I first became aware of islomania when I read Thurston Clarke's Searching for Paradise: A Grand Tour of the World's Unspoiled Islands [Available from Amazon in the "Recommended Reading" section to the right of this text]. Clarke gives his perspective on the ailment by traveling to several remote islands and weaving a compelling read out of the cultural, historical, and natural traits of each. Ever since reading his book, I now think about the unique personality of each island I visit or spy on a nautical chart. Who first discovered it? Who lives there now? How was it formed? How has being surrounded by water changed the island? How has the very same water kept the island from changing at all? If you think you might have a touch of islomania, or if you're just interested in exploring the concept further, I urge you to check out Searching for Paradise.

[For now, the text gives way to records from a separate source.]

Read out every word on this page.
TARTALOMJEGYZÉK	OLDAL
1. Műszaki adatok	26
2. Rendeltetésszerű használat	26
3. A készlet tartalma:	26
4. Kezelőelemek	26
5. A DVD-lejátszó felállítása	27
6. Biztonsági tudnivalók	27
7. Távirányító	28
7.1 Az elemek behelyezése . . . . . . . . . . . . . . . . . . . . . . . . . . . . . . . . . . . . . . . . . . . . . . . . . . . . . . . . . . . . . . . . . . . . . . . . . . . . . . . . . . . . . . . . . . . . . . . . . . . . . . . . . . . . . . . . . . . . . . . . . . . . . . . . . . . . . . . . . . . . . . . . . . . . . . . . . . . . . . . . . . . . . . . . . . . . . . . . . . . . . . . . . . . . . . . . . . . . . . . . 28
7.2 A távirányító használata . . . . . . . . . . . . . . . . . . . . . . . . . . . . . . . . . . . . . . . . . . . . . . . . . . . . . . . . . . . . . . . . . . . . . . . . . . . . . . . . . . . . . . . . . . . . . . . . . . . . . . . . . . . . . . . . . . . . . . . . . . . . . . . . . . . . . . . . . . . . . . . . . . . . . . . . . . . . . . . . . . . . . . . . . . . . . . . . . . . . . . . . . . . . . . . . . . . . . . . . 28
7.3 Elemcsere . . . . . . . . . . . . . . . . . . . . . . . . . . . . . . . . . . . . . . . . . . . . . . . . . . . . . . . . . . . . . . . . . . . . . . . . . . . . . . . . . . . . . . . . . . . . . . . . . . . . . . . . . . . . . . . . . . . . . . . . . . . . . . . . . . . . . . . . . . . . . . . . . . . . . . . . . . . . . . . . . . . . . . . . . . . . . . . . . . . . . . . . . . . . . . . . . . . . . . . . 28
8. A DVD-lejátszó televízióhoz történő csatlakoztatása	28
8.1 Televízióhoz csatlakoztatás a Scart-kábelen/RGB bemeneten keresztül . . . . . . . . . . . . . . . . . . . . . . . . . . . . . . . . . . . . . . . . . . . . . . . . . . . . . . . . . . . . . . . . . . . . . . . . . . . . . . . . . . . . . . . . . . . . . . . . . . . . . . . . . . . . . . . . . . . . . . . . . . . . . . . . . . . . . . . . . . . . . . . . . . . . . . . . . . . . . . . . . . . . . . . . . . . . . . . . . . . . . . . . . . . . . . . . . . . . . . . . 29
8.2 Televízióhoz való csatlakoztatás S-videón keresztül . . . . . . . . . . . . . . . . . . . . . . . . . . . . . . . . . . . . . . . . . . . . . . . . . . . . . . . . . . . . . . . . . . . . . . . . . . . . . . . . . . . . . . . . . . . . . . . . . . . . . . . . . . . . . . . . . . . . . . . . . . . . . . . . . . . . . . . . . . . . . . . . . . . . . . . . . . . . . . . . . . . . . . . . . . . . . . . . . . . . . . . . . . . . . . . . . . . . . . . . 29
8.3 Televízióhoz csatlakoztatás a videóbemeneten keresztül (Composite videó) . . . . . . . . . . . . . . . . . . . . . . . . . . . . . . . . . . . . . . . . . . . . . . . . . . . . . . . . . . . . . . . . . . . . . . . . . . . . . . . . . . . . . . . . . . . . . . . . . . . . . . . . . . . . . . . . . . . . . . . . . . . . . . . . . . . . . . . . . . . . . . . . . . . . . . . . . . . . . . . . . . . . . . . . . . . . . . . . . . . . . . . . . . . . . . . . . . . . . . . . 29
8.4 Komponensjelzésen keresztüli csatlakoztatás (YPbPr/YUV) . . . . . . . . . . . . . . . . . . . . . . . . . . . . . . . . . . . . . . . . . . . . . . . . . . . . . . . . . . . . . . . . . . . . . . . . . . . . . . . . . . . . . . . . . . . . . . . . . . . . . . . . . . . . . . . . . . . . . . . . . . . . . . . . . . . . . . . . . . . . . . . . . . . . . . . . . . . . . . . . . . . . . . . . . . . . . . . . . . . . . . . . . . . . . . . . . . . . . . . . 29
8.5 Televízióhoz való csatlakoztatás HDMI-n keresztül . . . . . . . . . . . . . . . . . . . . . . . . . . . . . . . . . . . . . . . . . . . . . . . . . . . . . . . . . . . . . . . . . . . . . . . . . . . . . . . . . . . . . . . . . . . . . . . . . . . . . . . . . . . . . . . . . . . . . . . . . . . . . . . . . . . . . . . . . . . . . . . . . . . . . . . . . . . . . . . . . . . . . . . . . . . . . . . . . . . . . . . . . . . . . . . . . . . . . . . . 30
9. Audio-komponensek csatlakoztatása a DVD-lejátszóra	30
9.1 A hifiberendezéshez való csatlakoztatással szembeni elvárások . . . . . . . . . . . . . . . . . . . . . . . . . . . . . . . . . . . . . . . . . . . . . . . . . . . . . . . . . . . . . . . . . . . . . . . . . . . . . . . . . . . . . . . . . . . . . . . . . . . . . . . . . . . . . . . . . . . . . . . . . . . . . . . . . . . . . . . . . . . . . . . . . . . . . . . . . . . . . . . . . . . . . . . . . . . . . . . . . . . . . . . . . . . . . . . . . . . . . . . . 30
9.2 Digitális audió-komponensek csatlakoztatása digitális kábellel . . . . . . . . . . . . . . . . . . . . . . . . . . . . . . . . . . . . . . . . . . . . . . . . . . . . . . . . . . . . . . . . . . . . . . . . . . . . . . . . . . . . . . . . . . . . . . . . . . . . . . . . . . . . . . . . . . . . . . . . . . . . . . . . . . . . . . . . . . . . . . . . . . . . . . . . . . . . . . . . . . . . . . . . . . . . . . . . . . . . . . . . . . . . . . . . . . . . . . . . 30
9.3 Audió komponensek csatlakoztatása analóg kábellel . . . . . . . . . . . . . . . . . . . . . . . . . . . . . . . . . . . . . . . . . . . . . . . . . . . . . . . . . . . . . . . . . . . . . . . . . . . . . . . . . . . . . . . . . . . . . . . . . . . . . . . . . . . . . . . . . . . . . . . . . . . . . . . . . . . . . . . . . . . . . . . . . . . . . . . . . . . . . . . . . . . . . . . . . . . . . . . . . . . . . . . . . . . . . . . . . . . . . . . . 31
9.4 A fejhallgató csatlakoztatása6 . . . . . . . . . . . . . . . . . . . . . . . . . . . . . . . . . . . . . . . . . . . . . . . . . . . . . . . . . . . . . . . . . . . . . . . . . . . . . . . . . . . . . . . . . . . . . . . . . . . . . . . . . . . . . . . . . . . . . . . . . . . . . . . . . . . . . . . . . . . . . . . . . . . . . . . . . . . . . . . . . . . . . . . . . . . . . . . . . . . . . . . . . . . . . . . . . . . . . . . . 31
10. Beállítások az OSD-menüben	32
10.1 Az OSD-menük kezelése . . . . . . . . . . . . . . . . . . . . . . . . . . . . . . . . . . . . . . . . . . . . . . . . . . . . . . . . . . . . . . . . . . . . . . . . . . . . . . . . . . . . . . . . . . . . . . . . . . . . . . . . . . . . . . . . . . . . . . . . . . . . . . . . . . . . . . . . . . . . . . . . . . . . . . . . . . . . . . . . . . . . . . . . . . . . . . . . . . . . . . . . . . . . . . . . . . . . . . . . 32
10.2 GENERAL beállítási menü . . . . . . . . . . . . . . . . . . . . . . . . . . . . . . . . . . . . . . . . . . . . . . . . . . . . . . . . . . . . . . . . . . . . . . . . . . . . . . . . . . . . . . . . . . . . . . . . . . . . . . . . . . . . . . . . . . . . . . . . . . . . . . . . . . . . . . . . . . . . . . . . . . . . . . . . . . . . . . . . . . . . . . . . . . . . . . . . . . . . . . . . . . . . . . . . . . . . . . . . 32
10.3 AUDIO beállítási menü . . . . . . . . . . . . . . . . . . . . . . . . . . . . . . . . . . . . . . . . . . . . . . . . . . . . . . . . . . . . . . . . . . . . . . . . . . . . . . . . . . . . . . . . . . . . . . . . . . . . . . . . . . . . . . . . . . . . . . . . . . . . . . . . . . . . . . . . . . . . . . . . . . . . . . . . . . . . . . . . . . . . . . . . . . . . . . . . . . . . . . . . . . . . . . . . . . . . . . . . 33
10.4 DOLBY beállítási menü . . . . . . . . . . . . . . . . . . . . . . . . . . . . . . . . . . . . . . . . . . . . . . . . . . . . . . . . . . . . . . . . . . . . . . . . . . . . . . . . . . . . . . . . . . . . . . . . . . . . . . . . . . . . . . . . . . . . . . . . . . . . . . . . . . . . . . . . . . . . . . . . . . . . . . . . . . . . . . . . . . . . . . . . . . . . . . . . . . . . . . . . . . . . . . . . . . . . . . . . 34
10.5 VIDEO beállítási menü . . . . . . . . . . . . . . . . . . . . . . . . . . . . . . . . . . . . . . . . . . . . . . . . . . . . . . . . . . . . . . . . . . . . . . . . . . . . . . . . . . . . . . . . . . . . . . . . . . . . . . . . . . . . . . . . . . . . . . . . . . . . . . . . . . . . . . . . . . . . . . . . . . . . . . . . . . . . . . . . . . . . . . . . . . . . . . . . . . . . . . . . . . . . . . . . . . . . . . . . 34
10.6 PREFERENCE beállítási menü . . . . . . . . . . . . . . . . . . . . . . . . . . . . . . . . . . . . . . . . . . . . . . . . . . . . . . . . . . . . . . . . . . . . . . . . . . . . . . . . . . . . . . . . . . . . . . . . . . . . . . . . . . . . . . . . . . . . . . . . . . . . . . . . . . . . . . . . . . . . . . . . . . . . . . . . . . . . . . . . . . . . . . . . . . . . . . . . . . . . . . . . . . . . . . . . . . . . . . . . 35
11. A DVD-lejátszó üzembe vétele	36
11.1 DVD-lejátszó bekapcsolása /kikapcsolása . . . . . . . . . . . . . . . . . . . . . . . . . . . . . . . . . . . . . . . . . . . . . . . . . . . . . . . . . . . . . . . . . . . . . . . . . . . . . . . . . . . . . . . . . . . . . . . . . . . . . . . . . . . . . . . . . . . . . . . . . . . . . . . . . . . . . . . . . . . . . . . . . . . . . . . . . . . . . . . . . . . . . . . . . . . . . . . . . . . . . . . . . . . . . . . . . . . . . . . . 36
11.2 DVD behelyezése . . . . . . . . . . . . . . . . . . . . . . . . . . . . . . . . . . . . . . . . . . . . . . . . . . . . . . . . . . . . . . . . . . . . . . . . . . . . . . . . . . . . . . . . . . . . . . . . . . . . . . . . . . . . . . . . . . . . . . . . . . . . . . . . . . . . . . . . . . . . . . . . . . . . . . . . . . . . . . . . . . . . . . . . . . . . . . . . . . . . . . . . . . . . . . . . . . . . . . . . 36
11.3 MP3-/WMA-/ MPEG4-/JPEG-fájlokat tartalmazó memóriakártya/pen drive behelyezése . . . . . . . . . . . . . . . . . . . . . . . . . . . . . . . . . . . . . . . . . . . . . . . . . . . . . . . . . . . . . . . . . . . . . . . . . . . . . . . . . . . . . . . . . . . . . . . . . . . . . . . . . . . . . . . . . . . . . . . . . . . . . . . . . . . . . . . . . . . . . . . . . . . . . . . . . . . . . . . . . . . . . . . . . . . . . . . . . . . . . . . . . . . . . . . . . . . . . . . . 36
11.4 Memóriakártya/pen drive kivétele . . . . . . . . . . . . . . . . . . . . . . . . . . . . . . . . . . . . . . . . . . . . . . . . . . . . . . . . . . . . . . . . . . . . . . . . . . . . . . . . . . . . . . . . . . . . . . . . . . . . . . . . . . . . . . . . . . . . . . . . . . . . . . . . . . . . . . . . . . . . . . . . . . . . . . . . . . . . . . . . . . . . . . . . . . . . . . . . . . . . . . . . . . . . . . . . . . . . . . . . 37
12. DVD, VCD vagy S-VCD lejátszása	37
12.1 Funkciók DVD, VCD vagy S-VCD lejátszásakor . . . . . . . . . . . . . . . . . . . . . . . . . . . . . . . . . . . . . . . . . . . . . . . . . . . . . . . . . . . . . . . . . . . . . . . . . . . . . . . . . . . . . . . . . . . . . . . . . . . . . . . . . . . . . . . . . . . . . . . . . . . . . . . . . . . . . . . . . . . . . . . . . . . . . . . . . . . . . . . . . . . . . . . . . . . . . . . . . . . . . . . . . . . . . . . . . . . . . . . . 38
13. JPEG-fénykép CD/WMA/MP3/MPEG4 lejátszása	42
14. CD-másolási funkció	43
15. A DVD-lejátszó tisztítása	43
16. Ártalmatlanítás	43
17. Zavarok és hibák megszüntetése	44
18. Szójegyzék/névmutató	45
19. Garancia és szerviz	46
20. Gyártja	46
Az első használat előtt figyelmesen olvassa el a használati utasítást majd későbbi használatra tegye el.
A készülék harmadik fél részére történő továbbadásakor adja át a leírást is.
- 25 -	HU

Islands aplenty as viewed from South Benjamin Island
in Lake Huron's North Channel (photo by K. Walters)

An excerpt from Thurston Clarke's Searching for Paradise:
"In 1985, I spent a week on Christmas Island, a Central Pacific atoll belonging to Kiribati. The main island was 125 miles of scorching salt flats covered with palm, heliotrope, and rusting military equipment and surrounded by a boiling sea, a treacherous reef, and so many gray sharks no one went swimming without a billy club. The government officials posted from Tarawa had to be there; so did the copra cutters working on five-year contracts, and the incorrigible prisoners incarcerated in a jail that is the Devil's Island of Kiribati. But how to explain John Bryden? He was a large, good-natured Scotsman with a sun-scorched complexion who lived with his wife and children in a cinder-block house and earned a living repairing trucks and hauling cargo. He had come from Britain to work as an agricultural officer on Fanning, a nearby island, and after his contract expired he moved to Christmas Island instead of returning home. As we sat drinking beer one afternoon, staring at the yellowing frond of some drought-plagued palm trees, he said, "It's not a pretty island, is it? And as you've found, there's nowhere to swim. I tried jogging but it's too bloody hot. But I've been here five years, so I guess it isn't all bad."

The sun fell, the mosquitoes attacked, and the room darkened until we were silhouettes. I asked him why he stayed. He gave a deep sigh. The year before, four British technical advisers posted briefly to Christmas Island had become such bitter enemies they refused to speak and ate at separate tables in the hotel. They reminded him how much he loathed confrontations, feuding, and any kind of unpleasantness, and he supposed that was why he like friendly islands like this one."